The debate on whether bodybuilding should be an Olympic sport has been raging for years amongst the bodybuilding community and those interested in the Olympics Creatine. Ardent fans argue that weightlifting has been an Olympic sport for years, so why not bodybuilding? To diehard fans, bodybuilding and the Olympics seems to be a perfect fit, and questions like “Why is bodybuilding not already an Olympic sport?” are routinely aired.
Perhaps the more telling questions to ask are “Should bodybuilding be an Olympic sport?”, and “Would making bodybuilding an Olympic sport help the Olympics?”
Bodybuilding And The Olympics: Why It Is Not Already An Olympic Sport
The current Olympic program consists of 35 sports, 53 disciplines and more than 400 events, ranging from archery through to weightlifting and wrestling dbal max. The bodybuilding fan base, competitors, and sponsors are all ready and willing to take the step to Olympic level. The stumbling block is the International Olympic Committee and the OPC, who state simply that according to their criteria, bodybuilding is not a sport and there has no place in the Olympics.
This stand begs the question, “what determines a sport in the first place?”. A simple definition by the Australian Sports Foundation says that sport is “a human activity capable of achieving a result requiring physical exertion and/or physical skill, which, by its nature and organisation, is competitive and is generally accepted as being a sport.”
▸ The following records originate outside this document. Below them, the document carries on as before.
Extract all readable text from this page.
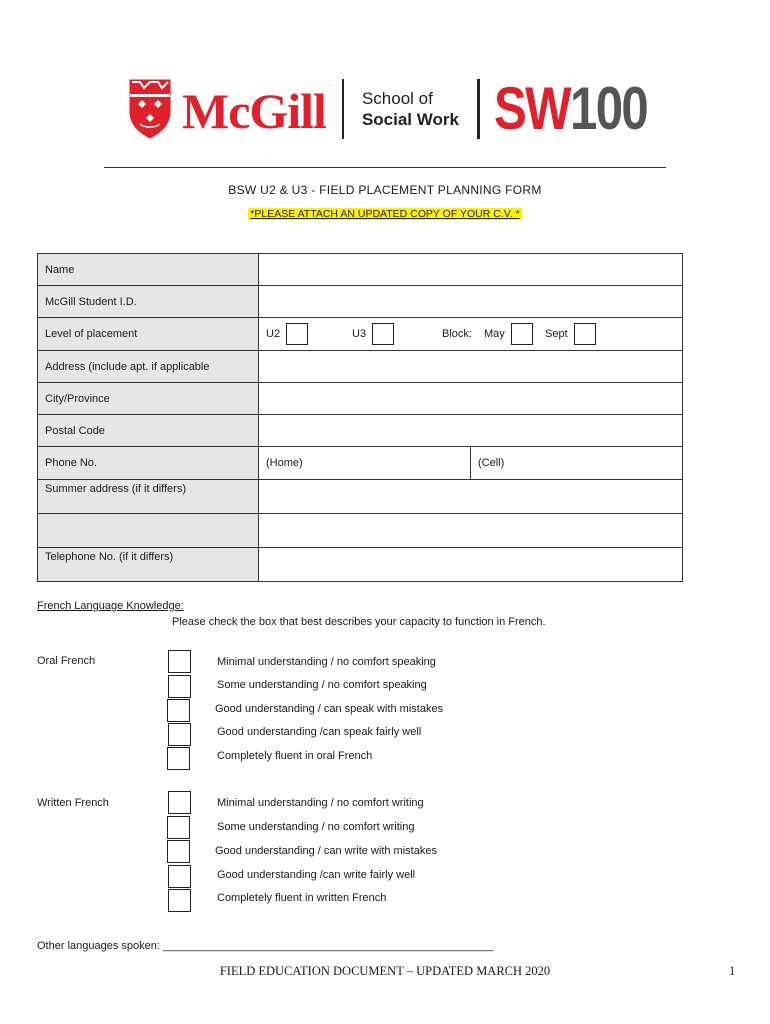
McGill School of
Social Work SW100
BSW U2 & U3 - FIELD PLACEMENT PLANNING FORM
*PLEASE ATTACH AN UPDATED COPY OF YOUR C.V. *
Name	
McGill Student I.D.	
Level of placement	U2 U3 Block: May Sept

Address (include apt. if applicable	
City/Province	
Postal Code	
Phone No.	(Home) (Cell)

Summer address (if it differs)	

Telephone No. (if it differs)	
French Language Knowledge:
Please check the box that best describes your capacity to function in French.
Oral French	Minimal understanding / no comfort speaking
Some understanding / no comfort speaking
Good understanding / can speak with mistakes
Good understanding /can speak fairly well
Completely fluent in oral French
Written French	Minimal understanding / no comfort writing
Some understanding / no comfort writing
Good understanding / can write with mistakes
Good understanding /can write fairly well
Completely fluent in written French
Other languages spoken: ______________________________________________________
FIELD EDUCATION DOCUMENT – UPDATED MARCH 2020	1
Arguably, bodybuilding fits within this definition, and one would think this should be enough for the IOC Phenq Avis. However, the primary problem the IOC has with allowing bodybuilding into the Olympics concerns drug abuse. They claim that the widespread use of performance enhancing drugs by bodybuilders would prevent bodybuilding from complying with Olympic drug policies. There are harsh and vigilant doping rules for Olympic competitors, which would certainly exclude many professional bodybuilders.